David Howard Goldberg, P.L.

Are you wondering whether you should become an executor?

Have a loved one asked you to serve as the executor of his or her estate? If so, you are in a position that many people in Florida and across the country find themselves. In some cases, individuals will accept this role without thinking about what the job fully entails, and that action could turn into a mistake.

If you have asked your loved one for time to consider the request, you have taken a wise route. Before agreeing to the position while thinking that the responsibilities are far off or that they will not be too involved, you may want to gain information on what being an executor entails and assess your personal capabilities.

What is an executor?

An executor serves a major purpose after a loved one's passing. The executor will need to manage the final affairs of the estate and ensure that any open issues are settled appropriately. These obligations include seeing the estate through the legal process of probate, ensuring that financial responsibilities of the estate receive attention and distributing assets to beneficiaries, just to name a few tasks. An executor is the representative for the estate.
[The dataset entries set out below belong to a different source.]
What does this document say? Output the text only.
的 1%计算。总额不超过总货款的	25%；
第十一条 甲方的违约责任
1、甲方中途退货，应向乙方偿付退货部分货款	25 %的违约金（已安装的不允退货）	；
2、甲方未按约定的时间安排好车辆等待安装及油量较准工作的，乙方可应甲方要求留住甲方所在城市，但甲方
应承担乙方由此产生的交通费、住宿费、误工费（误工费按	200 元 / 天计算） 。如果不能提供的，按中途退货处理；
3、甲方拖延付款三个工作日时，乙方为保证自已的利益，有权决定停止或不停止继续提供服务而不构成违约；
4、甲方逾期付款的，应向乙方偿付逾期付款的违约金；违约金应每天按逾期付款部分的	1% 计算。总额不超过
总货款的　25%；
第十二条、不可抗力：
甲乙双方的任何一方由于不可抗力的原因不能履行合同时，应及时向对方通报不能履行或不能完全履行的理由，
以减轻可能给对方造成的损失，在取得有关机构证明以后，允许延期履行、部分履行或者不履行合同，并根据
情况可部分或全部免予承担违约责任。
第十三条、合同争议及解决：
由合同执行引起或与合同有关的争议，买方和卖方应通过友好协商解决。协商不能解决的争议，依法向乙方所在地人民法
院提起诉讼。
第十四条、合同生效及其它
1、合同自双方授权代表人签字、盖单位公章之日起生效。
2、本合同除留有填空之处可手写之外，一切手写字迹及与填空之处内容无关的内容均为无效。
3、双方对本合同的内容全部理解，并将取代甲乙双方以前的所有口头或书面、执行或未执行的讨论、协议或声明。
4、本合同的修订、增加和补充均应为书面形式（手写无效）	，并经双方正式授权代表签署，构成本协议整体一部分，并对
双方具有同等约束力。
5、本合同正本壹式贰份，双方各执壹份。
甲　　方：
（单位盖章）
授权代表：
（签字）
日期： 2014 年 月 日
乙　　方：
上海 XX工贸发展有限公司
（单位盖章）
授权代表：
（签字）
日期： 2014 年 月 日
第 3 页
What do you need to know about yourself?

Acting as an executor can take a greater personal toll than some parties may realize. In fact, at times, being the executor can seem as if you have a full-time job on top of your already existing employment and personal obligations. As a result, you may need to ask yourself the following questions before agreeing to be an executor:

  • Do you have a relatively calm temperament that would suit handling conflict, interacting with beneficiaries, and dealing with considerable stress and pressure?
  • Do you have the time to take on all of the essential tasks of completing the probate process, which include but are not limited to gathering assets, filing estate taxes and representing the estate during litigation?
  • Do you have the skills, experience and knowledge to handle financial, legal and personal aspects of settling another person's affairs?

This information and these questions may seem daunting, but probate is an intensive process. If you do not feel well suited to the position, you may wish to decline. Of course, you may also want to remember that you can obtain help throughout the process if you do accept the role by working with a probate attorney.